Congress fared poorly in the elections held last month across four states and one federal territory, with results declared this week. Its alliance secured control of only one state, while a BJP-led coalition won three and a new regional outfit took the remaining contest.
The Muslim support for Congress was most evident in the BJP-ruled northeastern state of Assam, where 18 of its 19 newly elected lawmakers are from the community, up from roughly 16 in the previous assembly. The party had fielded 20 Muslim candidates and about 80 non-Muslims for the 126-member legislature, in which the BJP won 82 seats.
The Assam-based All India United Democratic Front (AIUDF), which mainly draws Muslim support, saw its tally collapse to just two seats from 16 five years earlier.
In neighboring West Bengal, which the BJP won for the first time with 207 lawmakers in a 294-member assembly, the two Congress legislators elected were Muslims.
The BJP did not field any Muslim candidates in either Assam or West Bengal. Party leaders in both states, including the prospective chief minister of Bengal, Suvendu Adhikari, credited the victories to support from Hindu voters.
“It was a victory for Hindutva,” Adhikari said.

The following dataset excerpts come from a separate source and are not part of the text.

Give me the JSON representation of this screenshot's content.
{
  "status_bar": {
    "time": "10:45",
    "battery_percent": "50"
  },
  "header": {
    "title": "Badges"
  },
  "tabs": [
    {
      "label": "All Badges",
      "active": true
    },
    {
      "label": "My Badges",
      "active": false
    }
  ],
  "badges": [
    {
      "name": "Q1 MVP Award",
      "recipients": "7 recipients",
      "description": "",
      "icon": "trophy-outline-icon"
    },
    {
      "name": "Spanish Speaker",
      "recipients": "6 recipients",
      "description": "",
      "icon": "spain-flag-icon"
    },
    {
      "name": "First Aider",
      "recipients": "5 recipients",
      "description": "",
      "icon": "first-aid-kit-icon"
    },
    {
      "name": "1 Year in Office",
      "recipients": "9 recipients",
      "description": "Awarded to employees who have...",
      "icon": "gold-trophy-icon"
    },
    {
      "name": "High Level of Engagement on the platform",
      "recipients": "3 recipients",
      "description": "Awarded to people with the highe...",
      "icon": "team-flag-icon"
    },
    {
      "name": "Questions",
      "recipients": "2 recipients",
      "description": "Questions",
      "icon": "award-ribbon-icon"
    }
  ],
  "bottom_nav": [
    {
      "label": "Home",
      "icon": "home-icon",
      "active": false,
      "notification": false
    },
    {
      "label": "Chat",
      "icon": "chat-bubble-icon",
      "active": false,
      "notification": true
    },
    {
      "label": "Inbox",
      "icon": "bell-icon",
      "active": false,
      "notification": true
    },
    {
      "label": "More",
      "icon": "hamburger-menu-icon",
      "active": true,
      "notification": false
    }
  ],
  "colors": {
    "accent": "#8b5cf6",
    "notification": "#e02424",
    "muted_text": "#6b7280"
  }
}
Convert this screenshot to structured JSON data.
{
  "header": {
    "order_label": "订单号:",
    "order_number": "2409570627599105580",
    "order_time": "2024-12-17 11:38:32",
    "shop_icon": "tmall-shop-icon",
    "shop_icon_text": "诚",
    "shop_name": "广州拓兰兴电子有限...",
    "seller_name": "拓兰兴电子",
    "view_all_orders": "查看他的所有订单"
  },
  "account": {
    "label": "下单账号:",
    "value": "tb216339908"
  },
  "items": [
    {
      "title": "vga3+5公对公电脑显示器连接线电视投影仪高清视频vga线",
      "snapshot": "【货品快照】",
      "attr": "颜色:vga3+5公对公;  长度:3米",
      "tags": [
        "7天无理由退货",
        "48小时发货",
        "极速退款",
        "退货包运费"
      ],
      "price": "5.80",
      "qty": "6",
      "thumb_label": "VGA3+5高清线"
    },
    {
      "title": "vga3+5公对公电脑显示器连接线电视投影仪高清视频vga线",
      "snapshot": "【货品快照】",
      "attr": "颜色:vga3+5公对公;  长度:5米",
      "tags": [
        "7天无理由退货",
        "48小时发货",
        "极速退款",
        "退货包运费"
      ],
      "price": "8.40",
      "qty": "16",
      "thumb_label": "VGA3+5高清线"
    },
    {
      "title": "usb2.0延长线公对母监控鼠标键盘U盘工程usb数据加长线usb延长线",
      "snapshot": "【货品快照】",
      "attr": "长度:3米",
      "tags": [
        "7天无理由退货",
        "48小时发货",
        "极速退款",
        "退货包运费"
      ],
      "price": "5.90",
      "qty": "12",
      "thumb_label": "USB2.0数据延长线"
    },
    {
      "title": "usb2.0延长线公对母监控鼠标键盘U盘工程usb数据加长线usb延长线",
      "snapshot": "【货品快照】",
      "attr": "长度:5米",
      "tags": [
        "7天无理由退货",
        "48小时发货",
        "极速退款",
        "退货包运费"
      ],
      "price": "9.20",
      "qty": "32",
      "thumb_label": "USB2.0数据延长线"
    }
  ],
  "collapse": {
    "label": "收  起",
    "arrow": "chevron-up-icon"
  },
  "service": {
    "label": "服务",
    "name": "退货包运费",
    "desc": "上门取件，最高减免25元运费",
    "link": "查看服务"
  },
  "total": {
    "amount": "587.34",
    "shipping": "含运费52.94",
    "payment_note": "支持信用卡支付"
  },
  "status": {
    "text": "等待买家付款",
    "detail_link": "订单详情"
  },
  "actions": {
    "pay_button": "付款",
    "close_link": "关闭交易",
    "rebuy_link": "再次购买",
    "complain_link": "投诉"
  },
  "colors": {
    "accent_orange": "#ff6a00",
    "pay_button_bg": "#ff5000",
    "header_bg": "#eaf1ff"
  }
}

“In the future — depending on local political dynamics — if Muslim voters increasingly consolidate behind Congress, dominant Hindu voters may also regroup more strongly around the BJP,” said political columnist Radhika Ramaseshan.
Congress has capitalized on the fear and insecurity felt by many Muslim voters under BJP rule where they feel marginalized and their citizenship questioned, said Badruddin Ajmal, chief of the AIUDF in Assam.
“The argument being made is that only a party with the strength to fight the BJP at the center can ultimately address these concerns. This is not true but voters believe it because they are scared.”